The broader point, as McKinnon put it, was that “at best, there is significant scientific disagreement about their allegations. Regulators should not be approving this mine and should not be taking these risks in the face of that disagreement and that uncertainty. At the very best, there’s a significant, pitched scientific disagreement about industry and regulators’ allegations.”
McKinnon also refuted Energy Fuels’ claim that Wii’i Gdwiisa or “clenched fist mountain” (the Havasupai name for Red Butte) will not be in danger by their operations.
“We are very concerned about the long-term impacts where the mine workings continue to flood,” McKinnon explained. “What happens to those 10 million gallons a year that continue to pour into the mine workings?
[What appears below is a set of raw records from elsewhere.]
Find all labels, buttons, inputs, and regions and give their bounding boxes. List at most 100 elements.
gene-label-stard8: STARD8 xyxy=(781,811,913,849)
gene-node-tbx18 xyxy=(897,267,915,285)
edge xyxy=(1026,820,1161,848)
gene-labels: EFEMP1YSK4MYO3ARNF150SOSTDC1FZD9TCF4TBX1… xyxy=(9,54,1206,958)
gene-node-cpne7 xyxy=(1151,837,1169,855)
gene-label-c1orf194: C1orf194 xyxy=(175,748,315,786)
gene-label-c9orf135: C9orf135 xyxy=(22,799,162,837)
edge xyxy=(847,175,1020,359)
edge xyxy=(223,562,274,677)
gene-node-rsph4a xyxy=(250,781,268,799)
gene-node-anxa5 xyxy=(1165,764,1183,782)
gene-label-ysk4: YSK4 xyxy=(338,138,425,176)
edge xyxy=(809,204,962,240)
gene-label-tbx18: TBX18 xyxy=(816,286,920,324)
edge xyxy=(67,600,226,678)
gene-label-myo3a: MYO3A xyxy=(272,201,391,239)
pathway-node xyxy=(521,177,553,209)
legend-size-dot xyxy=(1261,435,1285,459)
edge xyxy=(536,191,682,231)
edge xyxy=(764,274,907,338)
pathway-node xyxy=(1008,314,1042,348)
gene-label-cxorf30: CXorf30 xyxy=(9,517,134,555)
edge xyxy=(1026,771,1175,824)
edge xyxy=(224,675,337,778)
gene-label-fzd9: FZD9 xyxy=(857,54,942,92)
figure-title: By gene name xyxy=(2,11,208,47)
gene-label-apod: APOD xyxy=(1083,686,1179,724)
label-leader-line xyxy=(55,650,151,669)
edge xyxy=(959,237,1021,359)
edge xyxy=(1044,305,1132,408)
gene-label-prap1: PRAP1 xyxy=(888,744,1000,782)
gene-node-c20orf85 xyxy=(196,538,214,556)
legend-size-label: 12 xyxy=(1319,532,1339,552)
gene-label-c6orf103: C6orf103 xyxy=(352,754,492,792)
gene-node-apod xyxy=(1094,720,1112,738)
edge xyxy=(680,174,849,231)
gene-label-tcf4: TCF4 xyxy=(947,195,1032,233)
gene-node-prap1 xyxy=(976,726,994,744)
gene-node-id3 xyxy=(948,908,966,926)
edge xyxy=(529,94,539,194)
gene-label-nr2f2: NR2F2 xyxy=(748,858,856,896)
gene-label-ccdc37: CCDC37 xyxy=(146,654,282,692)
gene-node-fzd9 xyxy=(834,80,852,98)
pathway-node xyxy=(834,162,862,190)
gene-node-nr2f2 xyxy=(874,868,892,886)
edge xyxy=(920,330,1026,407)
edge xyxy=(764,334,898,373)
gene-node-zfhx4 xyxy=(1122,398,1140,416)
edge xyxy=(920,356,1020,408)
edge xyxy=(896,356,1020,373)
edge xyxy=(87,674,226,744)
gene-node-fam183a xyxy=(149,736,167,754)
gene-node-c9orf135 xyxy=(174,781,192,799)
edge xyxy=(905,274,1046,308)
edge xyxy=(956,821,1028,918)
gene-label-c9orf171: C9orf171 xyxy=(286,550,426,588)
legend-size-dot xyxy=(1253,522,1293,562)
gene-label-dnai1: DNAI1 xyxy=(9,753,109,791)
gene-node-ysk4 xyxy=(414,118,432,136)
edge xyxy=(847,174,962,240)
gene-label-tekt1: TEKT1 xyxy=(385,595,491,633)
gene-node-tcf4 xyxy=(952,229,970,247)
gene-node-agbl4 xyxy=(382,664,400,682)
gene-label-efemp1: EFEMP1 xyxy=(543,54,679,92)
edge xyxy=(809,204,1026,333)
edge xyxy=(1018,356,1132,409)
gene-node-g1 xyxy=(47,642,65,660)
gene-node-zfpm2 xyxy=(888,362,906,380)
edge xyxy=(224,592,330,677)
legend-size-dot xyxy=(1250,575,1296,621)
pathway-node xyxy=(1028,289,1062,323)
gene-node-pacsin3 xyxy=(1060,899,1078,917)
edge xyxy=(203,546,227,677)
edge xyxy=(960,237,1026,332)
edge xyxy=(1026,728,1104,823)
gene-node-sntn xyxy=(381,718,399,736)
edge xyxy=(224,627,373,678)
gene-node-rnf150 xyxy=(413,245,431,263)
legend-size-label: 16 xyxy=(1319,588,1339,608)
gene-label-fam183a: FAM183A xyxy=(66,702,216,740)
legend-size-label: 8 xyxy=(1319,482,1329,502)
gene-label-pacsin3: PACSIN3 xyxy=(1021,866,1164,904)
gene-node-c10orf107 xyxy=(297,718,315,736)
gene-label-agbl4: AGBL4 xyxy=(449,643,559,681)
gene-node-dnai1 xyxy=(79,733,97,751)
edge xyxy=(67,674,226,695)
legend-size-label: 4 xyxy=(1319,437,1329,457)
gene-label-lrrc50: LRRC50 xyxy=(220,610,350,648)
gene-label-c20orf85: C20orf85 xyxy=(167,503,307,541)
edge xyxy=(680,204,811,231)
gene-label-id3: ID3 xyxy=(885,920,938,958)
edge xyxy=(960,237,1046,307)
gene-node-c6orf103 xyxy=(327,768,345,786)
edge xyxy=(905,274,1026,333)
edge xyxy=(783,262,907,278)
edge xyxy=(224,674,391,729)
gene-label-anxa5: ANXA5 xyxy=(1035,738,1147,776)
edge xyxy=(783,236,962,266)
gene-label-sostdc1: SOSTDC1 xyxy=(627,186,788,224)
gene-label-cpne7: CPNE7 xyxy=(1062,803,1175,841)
Who is going to monitor that? Who is going to maintain it? What they’ve created here is a long-term, slow motion environmental disaster.”
“It is a fact that they pierced the Coconino aquifer,” McKinnon said, pointing to his firsthand experience. “I’ve literally walked in the forest and been sprayed!”
Dr. Fred D. Tillman of the United States Geological Survey’s (USGS) Arizona Water Science Center — who in 2021 co-authored an assessment of uranium in groundwater for the Grand Canyon region for the journal Nature — told Salon by email that he leads the water resources investigations in the area, with research involving more than 1,000 water samples analyzed throughout the region.
“To date, we have not found widespread contamination in either groundwater or streams that can be definitively related to uranium mining in the area,” Tillman said. Although there are somewhat elevated uranium and arsenic concentrations in water, he said these were found to usually originate from natural sources (although he added studies near the abandoned Orphan Mine are ongoing). “Having said that, groundwater moves extremely slowly in many parts of the Grand Canyon area, so if there were water contamination from uranium mining activities, it may not have shown up yet at the spring and well sites that we are able to monitor.”
Tillman later concluded, “USGS will continue our investigations in the region to provide information towards answering questions about the effects from uranium mining activities on water resources. In particular, we will continue to collect groundwater samples to provide the Havasupai people at Supai Village information on the status and change in groundwater quality in the area.”